The Board of Directors of Astaldi S.p.A., chaired by Paolo Astaldi, met today to approve the Interim Report on Operations at 30 September 2016.
Filippo Stinellis, Astaldi Group’s CEO: “The major commercial boost during these months and the focus on EPC contracts are already producing their positive effects. The trend recorded over the first nine months confirms the planned growth path, with a Q3 already showing the planned reduction of working capital and levels of debt expected by the end of the year.”
The results of the first nine months of 2016 showed earning and financial trends in line with planned growth, also thanks to the positive outcome of major commercial efforts made and important results achieved in Q3.
Revenues at 30 September 2016 increased by 4.1% to EUR 2.15 billion, mainly thanks to projects in progress in Russia, Turkey and Canada. The 11.2% increase in revenue in Q3 marks the start of the acceleration forecast for the second half of the current year.
Earnings were in keeping with forecasts, with an EBITDA margin of 13.2% and EBIT margin of 11.3%. Net profit from continuing operations increased by 4.7% to EUR 78.8 million which, net of EUR 23.6 million of non-recurring negative effects linked to advance collection of the cash-in from the sale of A4 Holding, resulted in a consolidated net profit of EUR 55.6 million.
The order backlog in execution totalled EUR 18.3 billion, with EUR 2.5 billion of new orders which include projects of international standing such as construction of the Brenner Base Tunnel in Italy (the longest underground railway link in the world) and of the E-ELT Project for ESO in Chile (the largest optical telescope in the world with its 39.3-metre diameter).
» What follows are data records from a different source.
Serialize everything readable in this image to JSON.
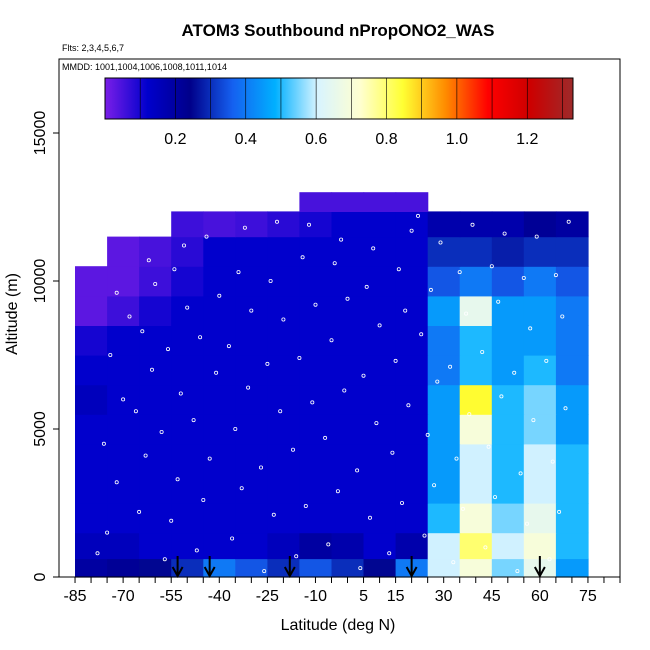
{
  "chart_data": {
    "type": "heatmap",
    "title": "ATOM3 Southbound nPropONO2_WAS",
    "flights_label": "Flts: 2,3,4,5,6,7",
    "dates_label": "MMDD: 1001,1004,1006,1008,1011,1014",
    "xlabel": "Latitude (deg N)",
    "ylabel": "Altitude (m)",
    "xlim": [
      -90,
      85
    ],
    "ylim": [
      0,
      17500
    ],
    "x_tick_labels": [
      "-85",
      "-70",
      "-55",
      "-40",
      "-25",
      "-10",
      "5",
      "15",
      "30",
      "45",
      "60",
      "75"
    ],
    "x_tick_values": [
      -85,
      -70,
      -55,
      -40,
      -25,
      -10,
      5,
      15,
      30,
      45,
      60,
      75
    ],
    "y_tick_labels": [
      "0",
      "5000",
      "10000",
      "15000"
    ],
    "y_tick_values": [
      0,
      5000,
      10000,
      15000
    ],
    "colorbar": {
      "range": [
        0,
        1.33
      ],
      "tick_labels": [
        "0.2",
        "0.4",
        "0.6",
        "0.8",
        "1.0",
        "1.2"
      ],
      "tick_values": [
        0.2,
        0.4,
        0.6,
        0.8,
        1.0,
        1.2
      ],
      "colors": [
        "#7a1ee8",
        "#0000cc",
        "#00008a",
        "#1560f0",
        "#00b0ff",
        "#d8f4ff",
        "#ffffd0",
        "#ffff33",
        "#ff8c00",
        "#ff0000",
        "#cc0000",
        "#9e2a2a"
      ]
    },
    "latitude_bins": [
      -80,
      -70,
      -60,
      -50,
      -40,
      -30,
      -20,
      -10,
      0,
      10,
      20,
      30,
      40,
      50,
      60,
      70
    ],
    "altitude_bins_m": [
      250,
      1000,
      2000,
      3000,
      4000,
      5000,
      6000,
      7000,
      8000,
      9000,
      10000,
      11000,
      12000,
      12700
    ],
    "values": [
      [
        0.2,
        0.22,
        0.25,
        0.3,
        0.4,
        0.35,
        0.3,
        0.35,
        0.3,
        0.25,
        0.4,
        0.6,
        0.7,
        0.55,
        0.65,
        0.45
      ],
      [
        0.15,
        0.15,
        0.12,
        0.12,
        0.12,
        0.12,
        0.15,
        0.2,
        0.18,
        0.12,
        0.18,
        0.6,
        0.8,
        0.6,
        0.7,
        0.5
      ],
      [
        0.12,
        0.12,
        0.12,
        0.12,
        0.12,
        0.12,
        0.12,
        0.12,
        0.12,
        0.12,
        0.12,
        0.5,
        0.7,
        0.55,
        0.65,
        0.5
      ],
      [
        0.12,
        0.12,
        0.12,
        0.12,
        0.12,
        0.12,
        0.12,
        0.12,
        0.12,
        0.12,
        0.12,
        0.45,
        0.6,
        0.5,
        0.6,
        0.5
      ],
      [
        0.12,
        0.12,
        0.12,
        0.12,
        0.12,
        0.12,
        0.12,
        0.12,
        0.12,
        0.12,
        0.12,
        0.45,
        0.6,
        0.5,
        0.6,
        0.5
      ],
      [
        0.12,
        0.12,
        0.12,
        0.12,
        0.12,
        0.12,
        0.12,
        0.12,
        0.12,
        0.12,
        0.12,
        0.45,
        0.7,
        0.5,
        0.55,
        0.45
      ],
      [
        0.15,
        0.12,
        0.12,
        0.12,
        0.12,
        0.12,
        0.12,
        0.12,
        0.12,
        0.12,
        0.12,
        0.45,
        0.85,
        0.5,
        0.55,
        0.45
      ],
      [
        0.12,
        0.12,
        0.12,
        0.12,
        0.12,
        0.12,
        0.12,
        0.12,
        0.12,
        0.12,
        0.12,
        0.4,
        0.5,
        0.45,
        0.5,
        0.4
      ],
      [
        0.1,
        0.12,
        0.12,
        0.12,
        0.12,
        0.12,
        0.12,
        0.12,
        0.12,
        0.12,
        0.12,
        0.4,
        0.5,
        0.45,
        0.45,
        0.4
      ],
      [
        0.03,
        0.06,
        0.1,
        0.12,
        0.12,
        0.12,
        0.12,
        0.12,
        0.12,
        0.12,
        0.12,
        0.45,
        0.65,
        0.45,
        0.45,
        0.4
      ],
      [
        0.03,
        0.03,
        0.06,
        0.1,
        0.12,
        0.12,
        0.12,
        0.12,
        0.12,
        0.12,
        0.12,
        0.35,
        0.4,
        0.35,
        0.4,
        0.35
      ],
      [
        null,
        0.03,
        0.05,
        0.08,
        0.12,
        0.12,
        0.12,
        0.12,
        0.12,
        0.12,
        0.12,
        0.3,
        0.3,
        0.28,
        0.3,
        0.3
      ],
      [
        null,
        null,
        null,
        0.06,
        0.05,
        0.06,
        0.08,
        0.1,
        0.12,
        0.12,
        0.12,
        0.18,
        0.18,
        0.18,
        0.22,
        0.2
      ],
      [
        null,
        null,
        null,
        null,
        null,
        null,
        null,
        0.05,
        0.05,
        0.05,
        0.05,
        null,
        null,
        null,
        null,
        null
      ]
    ],
    "sample_points": [
      [
        -78,
        800
      ],
      [
        -75,
        1500
      ],
      [
        -72,
        3200
      ],
      [
        -76,
        4500
      ],
      [
        -70,
        6000
      ],
      [
        -74,
        7500
      ],
      [
        -68,
        8800
      ],
      [
        -72,
        9600
      ],
      [
        -65,
        2200
      ],
      [
        -63,
        4100
      ],
      [
        -66,
        5600
      ],
      [
        -61,
        7000
      ],
      [
        -64,
        8300
      ],
      [
        -60,
        9900
      ],
      [
        -62,
        10700
      ],
      [
        -57,
        600
      ],
      [
        -55,
        1900
      ],
      [
        -53,
        3300
      ],
      [
        -58,
        4900
      ],
      [
        -52,
        6200
      ],
      [
        -56,
        7700
      ],
      [
        -50,
        9100
      ],
      [
        -54,
        10400
      ],
      [
        -51,
        11200
      ],
      [
        -47,
        900
      ],
      [
        -45,
        2600
      ],
      [
        -43,
        4000
      ],
      [
        -48,
        5300
      ],
      [
        -41,
        6900
      ],
      [
        -46,
        8100
      ],
      [
        -40,
        9500
      ],
      [
        -44,
        11500
      ],
      [
        -36,
        1300
      ],
      [
        -33,
        3000
      ],
      [
        -35,
        5000
      ],
      [
        -31,
        6400
      ],
      [
        -37,
        7800
      ],
      [
        -30,
        9000
      ],
      [
        -34,
        10300
      ],
      [
        -32,
        11800
      ],
      [
        -26,
        200
      ],
      [
        -23,
        2100
      ],
      [
        -27,
        3700
      ],
      [
        -21,
        5600
      ],
      [
        -25,
        7200
      ],
      [
        -20,
        8700
      ],
      [
        -24,
        10000
      ],
      [
        -22,
        12000
      ],
      [
        -16,
        700
      ],
      [
        -13,
        2400
      ],
      [
        -17,
        4300
      ],
      [
        -11,
        5900
      ],
      [
        -15,
        7400
      ],
      [
        -10,
        9200
      ],
      [
        -14,
        10800
      ],
      [
        -12,
        11900
      ],
      [
        -6,
        1100
      ],
      [
        -3,
        2900
      ],
      [
        -7,
        4700
      ],
      [
        -1,
        6300
      ],
      [
        -5,
        8000
      ],
      [
        0,
        9400
      ],
      [
        -4,
        10600
      ],
      [
        -2,
        11400
      ],
      [
        4,
        300
      ],
      [
        7,
        2000
      ],
      [
        3,
        3600
      ],
      [
        9,
        5200
      ],
      [
        5,
        6800
      ],
      [
        10,
        8500
      ],
      [
        6,
        9800
      ],
      [
        8,
        11100
      ],
      [
        13,
        800
      ],
      [
        17,
        2500
      ],
      [
        14,
        4200
      ],
      [
        19,
        5800
      ],
      [
        15,
        7300
      ],
      [
        18,
        9000
      ],
      [
        16,
        10400
      ],
      [
        20,
        11700
      ],
      [
        24,
        1400
      ],
      [
        27,
        3100
      ],
      [
        25,
        4800
      ],
      [
        28,
        6600
      ],
      [
        23,
        8200
      ],
      [
        26,
        9700
      ],
      [
        29,
        11300
      ],
      [
        22,
        12200
      ],
      [
        33,
        500
      ],
      [
        36,
        2300
      ],
      [
        34,
        4000
      ],
      [
        38,
        5500
      ],
      [
        32,
        7100
      ],
      [
        37,
        8900
      ],
      [
        35,
        10300
      ],
      [
        39,
        11900
      ],
      [
        43,
        1000
      ],
      [
        46,
        2700
      ],
      [
        44,
        4400
      ],
      [
        48,
        6100
      ],
      [
        42,
        7600
      ],
      [
        47,
        9300
      ],
      [
        45,
        10500
      ],
      [
        49,
        11600
      ],
      [
        53,
        200
      ],
      [
        56,
        1800
      ],
      [
        54,
        3500
      ],
      [
        58,
        5300
      ],
      [
        52,
        6900
      ],
      [
        57,
        8400
      ],
      [
        55,
        10100
      ],
      [
        59,
        11500
      ],
      [
        63,
        600
      ],
      [
        66,
        2200
      ],
      [
        64,
        3900
      ],
      [
        68,
        5700
      ],
      [
        62,
        7300
      ],
      [
        67,
        8800
      ],
      [
        65,
        10200
      ],
      [
        69,
        12000
      ]
    ],
    "arrow_latitudes": [
      -53,
      -43,
      -18,
      20,
      60
    ]
  }
}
The order backlog’s structure confirms an ongoing improvement in the risk profile of business activities thanks to the development of new markets of interest (especially North Europe and America) and to the strategic focus of the Group’s commercial interest on EPC contracts with an independent financial cycle.
The first positive financial effects of the new commercial strategy can already be seen as Q3 2016 with an improvement in working capital of EUR 94 million.
Net financial debt at 30 September 2016 dropped to EUR 1,226.9 million with an improvement of approximately EUR 150 million in Q3 which was thanks not only to non-recurring events (finalisation of sale of the investment in A4 Holding in September), but also to positive structural trends recorded as a result of processes implemented to optimise working capital management.
Moreover, it is important to note the achievement of key business targets in Italy and abroad and, specifically, (i) signing in July of a bridge agreement for the Muskrat Falls Project in Canada, pending the definition of an agreement regarding new project conditions, (ii) entry into operation of the Third Bosphorus Bridge in Turkey in August and the Izmit Bay Bridge in June, with virtual completion of the equity injection programme for related concession projects, (iii) USD 770 million financial closing (structured on non-recourse basis for Astaldi Group) during the first part of the year, to support performance of projects in Chile (Arturo Merino Benítez International Airport and West Metropolitan Hospital), (iii) start-up in Q3 of new projects characterised by an independent financial cycle which, as regards the order backlog, go to replace projects (now completed) with a high level of capital absorption.